Teachers and professors are the leading experts on learning resources. Educators spend a good deal of time searching for learning resources and are in a position to be approached by educational publishers and software developers. Educators may use open source material from well-known universities like Harvard, MIT, and Berkeley or offer learning resources from independent publishers to their students. Teachers can actually be considered a type of learning resource in their own right.
While there are a variety of learning resources for all education levels, early-childhood learning resources are probably the most prevalent. This is in part because there is so much new material for early learners to be introduced to, but also because the elementary age group is so impressionable. A wide range of websites, software and mobile applications are aimed at children and serve as learning resources in math, reading, science, and writing. Many of these products are used in classrooms across the globe; evidence that technology-based learning resources for students is in high demand.

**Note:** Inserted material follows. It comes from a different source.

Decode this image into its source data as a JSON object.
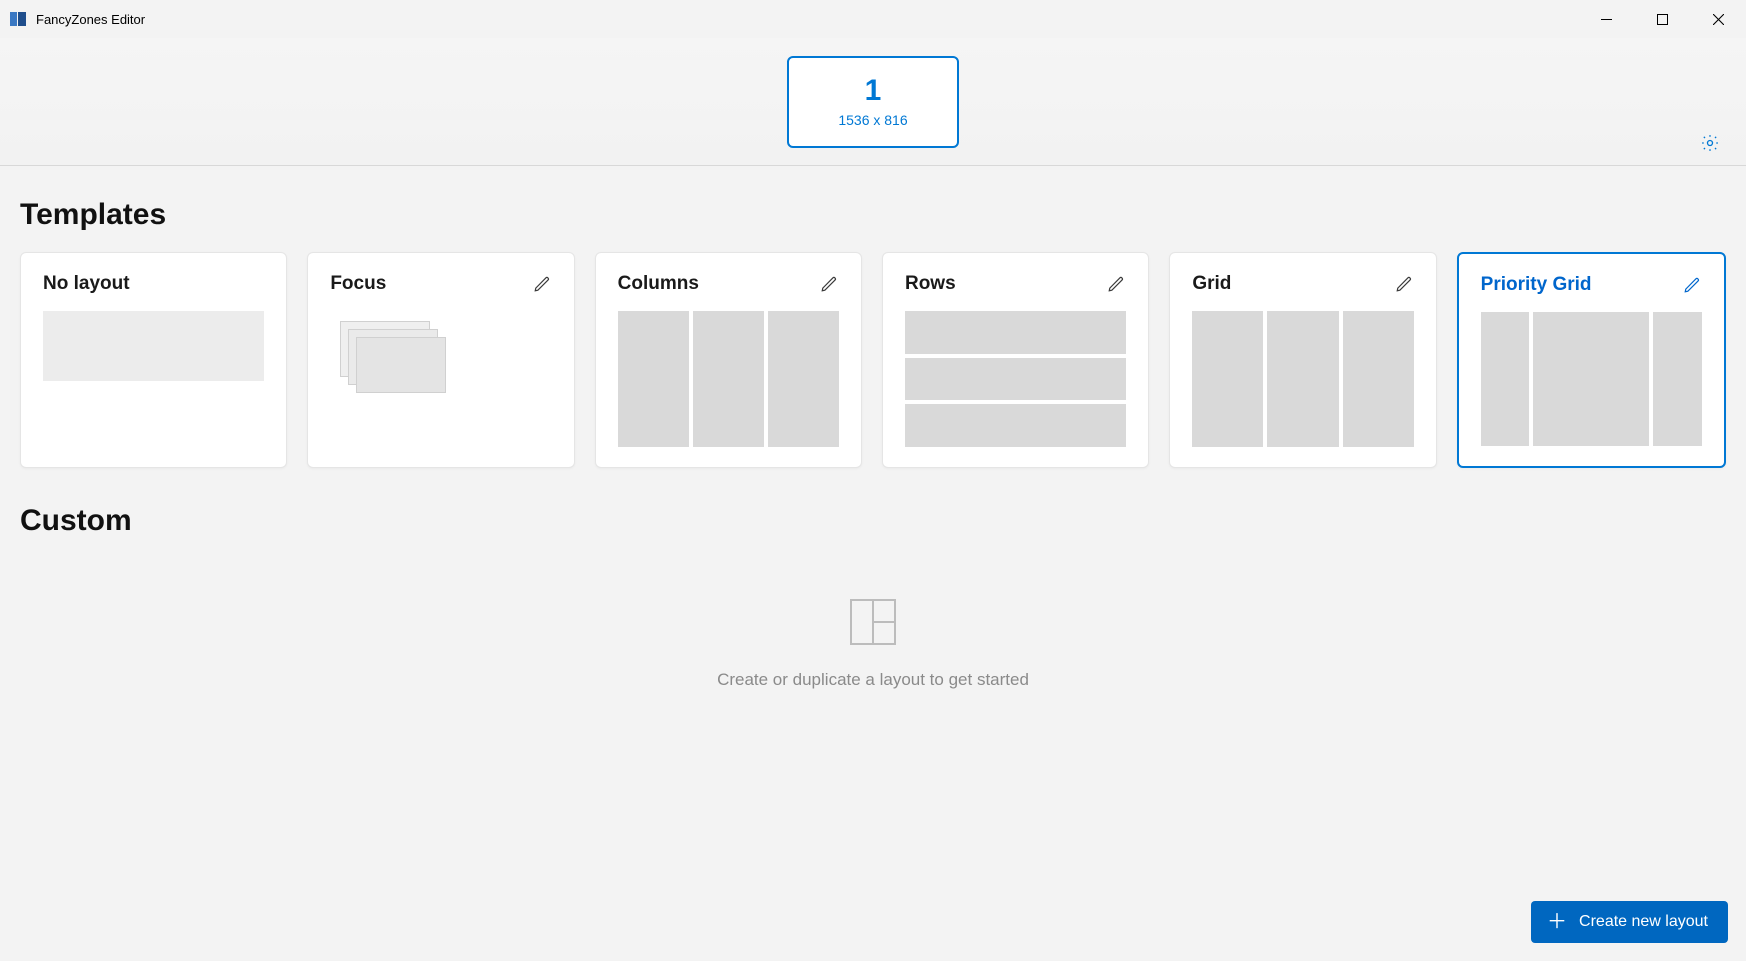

Learning resources for students in high school and college are often comprised of a balance of technology and traditional textbooks. For example, while there may be a plethora of websites and computer applications that serve as an ancillary resource for a given subject, a teacher or other student may recommend a reference book, biography, or literary work as a resource relevant to the specific area of study. On occasion, a smaller segment of a class may be interested in further study on a subject matter and seek learning resources to gain additional information.
In addition to acting as a supplemental source, many learning resources are designed to reinforce material or simply provide additional help for struggling students. There are also learning resources for students with disabilities, ranging from physical disabilities like deafness or blindness to learning disabilities such as dyslexia and autism. The American Disability Act (ADA) provides the requirements for educational resources for disabled students in the United States, just as the Special Educational Needs and Disabilities Act in the UK provides for its special needs students.
Discovering learning resources for students is not difficult. Libraries, teachers and other educators, higher learning institutions, and the Internet are all excellent sources for additional learning resources in nearly every area of study and educational development.